Sayed Ahmed Alwadaei, Director of the Bahrain Institute for Rights and Democracy (BIRD), commented: “The pressure is mounting on Formula One management to be transparent on its relationship with abusive authoritarian regimes. They must now respond to calls from expert human rights organisations around the world and reveal the human rights articles in their contracts which would allow them to withdraw hosting privileges from a country in light of continued harrowing human rights violations of international law by those states.”
Husain Abdulla, Executive Director of Americans for Democracy and Human Rights in Bahrain (ADHRB), commented: “If Formula One insists on refusing to acknowledge both the abuses committed by their business partners, and the pleas coming directly from victims themselves, how can they claim their human rights policy is worth the paper it’s written on? Our efforts compelled them to adopt a human rights policy and they now have a duty to implement it”.
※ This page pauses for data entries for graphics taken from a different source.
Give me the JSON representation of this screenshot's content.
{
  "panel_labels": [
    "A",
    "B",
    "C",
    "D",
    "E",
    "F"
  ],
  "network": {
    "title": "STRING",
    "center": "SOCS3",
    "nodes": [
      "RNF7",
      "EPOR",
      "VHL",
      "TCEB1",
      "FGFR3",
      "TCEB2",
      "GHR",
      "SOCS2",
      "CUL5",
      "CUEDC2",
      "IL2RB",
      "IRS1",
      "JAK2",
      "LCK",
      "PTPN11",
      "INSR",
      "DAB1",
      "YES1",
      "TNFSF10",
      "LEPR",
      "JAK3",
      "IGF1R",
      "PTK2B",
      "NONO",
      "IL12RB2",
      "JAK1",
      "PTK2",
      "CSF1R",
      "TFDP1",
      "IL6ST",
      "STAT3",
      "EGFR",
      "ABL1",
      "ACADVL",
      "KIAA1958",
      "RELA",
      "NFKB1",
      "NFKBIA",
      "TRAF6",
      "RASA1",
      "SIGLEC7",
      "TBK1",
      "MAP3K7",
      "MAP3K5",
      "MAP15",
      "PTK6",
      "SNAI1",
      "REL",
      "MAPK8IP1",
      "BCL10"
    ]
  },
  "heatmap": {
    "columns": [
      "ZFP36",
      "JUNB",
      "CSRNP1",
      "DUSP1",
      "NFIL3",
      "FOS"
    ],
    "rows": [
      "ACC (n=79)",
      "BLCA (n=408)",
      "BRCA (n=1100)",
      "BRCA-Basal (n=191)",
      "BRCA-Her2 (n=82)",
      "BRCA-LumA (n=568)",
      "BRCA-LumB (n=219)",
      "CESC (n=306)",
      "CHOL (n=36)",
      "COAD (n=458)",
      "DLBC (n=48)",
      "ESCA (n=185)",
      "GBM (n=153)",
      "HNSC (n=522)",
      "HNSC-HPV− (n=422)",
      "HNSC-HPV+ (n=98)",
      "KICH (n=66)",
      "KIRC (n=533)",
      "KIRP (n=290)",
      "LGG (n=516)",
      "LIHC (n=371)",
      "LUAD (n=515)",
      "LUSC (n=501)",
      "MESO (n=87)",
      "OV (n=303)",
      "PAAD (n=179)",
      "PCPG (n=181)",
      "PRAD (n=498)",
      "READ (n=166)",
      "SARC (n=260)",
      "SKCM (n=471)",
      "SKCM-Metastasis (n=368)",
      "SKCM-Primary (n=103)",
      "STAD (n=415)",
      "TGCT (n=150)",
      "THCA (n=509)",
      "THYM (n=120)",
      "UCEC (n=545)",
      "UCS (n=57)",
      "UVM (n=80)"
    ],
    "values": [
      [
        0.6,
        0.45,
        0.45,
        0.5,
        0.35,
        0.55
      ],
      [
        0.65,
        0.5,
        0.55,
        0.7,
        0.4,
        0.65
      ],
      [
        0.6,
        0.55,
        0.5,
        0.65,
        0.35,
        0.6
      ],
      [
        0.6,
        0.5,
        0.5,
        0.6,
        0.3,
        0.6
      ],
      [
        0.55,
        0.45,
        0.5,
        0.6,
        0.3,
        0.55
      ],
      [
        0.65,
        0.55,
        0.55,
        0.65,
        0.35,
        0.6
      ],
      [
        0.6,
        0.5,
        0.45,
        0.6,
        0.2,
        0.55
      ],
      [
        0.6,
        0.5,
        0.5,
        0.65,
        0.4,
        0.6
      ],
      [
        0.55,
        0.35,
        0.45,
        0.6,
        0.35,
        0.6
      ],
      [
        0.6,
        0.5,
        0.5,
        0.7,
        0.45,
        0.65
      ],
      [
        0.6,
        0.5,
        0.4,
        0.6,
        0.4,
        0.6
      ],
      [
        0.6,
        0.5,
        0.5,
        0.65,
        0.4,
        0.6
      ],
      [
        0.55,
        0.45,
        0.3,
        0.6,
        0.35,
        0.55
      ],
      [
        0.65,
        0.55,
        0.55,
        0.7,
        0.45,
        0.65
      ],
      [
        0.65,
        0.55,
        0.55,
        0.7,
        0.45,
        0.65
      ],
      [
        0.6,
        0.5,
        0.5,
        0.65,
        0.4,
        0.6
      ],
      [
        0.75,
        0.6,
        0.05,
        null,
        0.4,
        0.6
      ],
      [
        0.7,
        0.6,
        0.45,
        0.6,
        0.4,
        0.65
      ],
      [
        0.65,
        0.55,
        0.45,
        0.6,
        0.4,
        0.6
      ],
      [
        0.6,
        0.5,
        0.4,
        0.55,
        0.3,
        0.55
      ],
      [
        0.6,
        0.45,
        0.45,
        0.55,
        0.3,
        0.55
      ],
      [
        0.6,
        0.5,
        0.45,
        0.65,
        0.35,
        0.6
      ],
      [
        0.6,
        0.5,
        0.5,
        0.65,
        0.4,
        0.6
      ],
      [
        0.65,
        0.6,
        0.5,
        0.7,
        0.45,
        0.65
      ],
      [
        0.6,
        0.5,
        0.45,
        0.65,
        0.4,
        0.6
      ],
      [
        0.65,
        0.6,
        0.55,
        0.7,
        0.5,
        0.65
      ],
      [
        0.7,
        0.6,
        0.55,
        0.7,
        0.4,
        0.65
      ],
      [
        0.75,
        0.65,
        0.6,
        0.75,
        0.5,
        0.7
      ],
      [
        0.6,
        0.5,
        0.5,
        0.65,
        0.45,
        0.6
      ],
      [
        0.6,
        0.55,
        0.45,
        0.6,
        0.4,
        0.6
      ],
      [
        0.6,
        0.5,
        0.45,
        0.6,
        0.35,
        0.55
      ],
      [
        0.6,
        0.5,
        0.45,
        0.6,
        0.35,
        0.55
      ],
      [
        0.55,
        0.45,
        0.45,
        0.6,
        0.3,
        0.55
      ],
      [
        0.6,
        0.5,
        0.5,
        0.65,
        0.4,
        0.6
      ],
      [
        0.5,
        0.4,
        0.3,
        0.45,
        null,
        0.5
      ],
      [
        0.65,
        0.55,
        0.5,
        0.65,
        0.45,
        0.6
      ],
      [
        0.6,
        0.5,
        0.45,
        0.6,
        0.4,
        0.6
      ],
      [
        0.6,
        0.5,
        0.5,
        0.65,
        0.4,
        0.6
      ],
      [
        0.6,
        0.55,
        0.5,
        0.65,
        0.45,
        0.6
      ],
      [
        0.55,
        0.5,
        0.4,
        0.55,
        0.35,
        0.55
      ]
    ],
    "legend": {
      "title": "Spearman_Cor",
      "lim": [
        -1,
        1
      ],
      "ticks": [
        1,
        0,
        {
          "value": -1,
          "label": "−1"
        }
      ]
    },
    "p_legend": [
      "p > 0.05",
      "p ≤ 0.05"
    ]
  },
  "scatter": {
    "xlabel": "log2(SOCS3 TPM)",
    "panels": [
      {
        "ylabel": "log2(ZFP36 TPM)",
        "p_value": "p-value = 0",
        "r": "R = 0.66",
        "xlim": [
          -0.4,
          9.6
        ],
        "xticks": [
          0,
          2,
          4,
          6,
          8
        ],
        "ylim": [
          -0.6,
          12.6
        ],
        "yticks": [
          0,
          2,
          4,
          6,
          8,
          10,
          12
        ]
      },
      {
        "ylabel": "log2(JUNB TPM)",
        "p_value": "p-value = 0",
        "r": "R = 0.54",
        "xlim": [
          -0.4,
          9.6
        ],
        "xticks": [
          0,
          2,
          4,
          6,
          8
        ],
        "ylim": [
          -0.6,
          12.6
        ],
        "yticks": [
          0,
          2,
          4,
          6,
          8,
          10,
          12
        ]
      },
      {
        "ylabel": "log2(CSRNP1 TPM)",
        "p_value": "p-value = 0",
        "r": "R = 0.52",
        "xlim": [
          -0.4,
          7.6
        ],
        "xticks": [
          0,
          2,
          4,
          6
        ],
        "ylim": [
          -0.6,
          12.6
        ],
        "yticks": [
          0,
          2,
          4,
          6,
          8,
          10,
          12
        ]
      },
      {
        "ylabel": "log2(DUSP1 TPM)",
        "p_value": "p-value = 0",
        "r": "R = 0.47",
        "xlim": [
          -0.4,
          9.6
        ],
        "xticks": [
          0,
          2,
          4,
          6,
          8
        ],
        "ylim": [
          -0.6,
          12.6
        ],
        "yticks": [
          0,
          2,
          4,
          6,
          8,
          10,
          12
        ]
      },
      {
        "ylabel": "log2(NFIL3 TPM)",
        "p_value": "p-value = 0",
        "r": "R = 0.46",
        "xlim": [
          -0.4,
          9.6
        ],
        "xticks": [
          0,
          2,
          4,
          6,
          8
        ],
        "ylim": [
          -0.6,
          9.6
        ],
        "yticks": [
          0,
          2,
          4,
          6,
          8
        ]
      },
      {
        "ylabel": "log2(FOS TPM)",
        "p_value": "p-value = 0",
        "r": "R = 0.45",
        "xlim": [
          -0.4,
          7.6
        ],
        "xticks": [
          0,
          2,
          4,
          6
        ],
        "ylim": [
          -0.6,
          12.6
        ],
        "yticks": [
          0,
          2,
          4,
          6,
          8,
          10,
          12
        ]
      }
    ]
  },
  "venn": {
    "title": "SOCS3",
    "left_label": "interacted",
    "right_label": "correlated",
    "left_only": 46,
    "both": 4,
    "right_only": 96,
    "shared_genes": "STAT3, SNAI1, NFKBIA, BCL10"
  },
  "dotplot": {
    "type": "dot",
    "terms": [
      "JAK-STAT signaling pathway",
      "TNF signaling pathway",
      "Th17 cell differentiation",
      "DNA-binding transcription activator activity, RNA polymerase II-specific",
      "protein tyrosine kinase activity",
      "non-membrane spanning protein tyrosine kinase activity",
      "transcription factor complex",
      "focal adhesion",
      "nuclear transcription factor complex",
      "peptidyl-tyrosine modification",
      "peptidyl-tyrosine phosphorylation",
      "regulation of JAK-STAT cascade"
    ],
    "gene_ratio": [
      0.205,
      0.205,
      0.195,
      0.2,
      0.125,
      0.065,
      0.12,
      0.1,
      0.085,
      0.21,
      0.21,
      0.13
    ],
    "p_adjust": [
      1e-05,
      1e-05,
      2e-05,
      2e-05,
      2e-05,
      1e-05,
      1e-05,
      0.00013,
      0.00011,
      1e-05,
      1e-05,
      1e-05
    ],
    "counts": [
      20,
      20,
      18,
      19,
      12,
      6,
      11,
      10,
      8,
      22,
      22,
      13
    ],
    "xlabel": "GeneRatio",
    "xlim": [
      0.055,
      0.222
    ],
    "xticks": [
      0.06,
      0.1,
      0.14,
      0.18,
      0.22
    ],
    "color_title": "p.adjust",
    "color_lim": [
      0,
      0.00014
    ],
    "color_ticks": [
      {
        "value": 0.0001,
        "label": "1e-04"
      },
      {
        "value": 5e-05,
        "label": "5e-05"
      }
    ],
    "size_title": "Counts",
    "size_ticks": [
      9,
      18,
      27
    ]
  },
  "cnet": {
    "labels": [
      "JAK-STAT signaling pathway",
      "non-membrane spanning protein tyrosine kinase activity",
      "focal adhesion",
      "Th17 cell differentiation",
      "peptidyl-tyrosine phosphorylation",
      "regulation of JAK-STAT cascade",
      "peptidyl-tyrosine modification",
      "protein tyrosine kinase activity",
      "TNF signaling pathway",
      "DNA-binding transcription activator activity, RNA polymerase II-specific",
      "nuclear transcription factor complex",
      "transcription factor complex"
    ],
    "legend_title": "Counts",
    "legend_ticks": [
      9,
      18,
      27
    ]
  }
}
Andrea Florence, Director of Sport & Rights Alliance, commented: “The growing trend of ‘sportswashing’ often goes hand in hand with repressing athletes’ rights to protest. Formula 1 and Federation Internationale d’Automobile (FIA) should use all available leverage to hold Bahrain accountable to its human rights violations – and they can start by protecting the voices of athletes who make their sport possible.”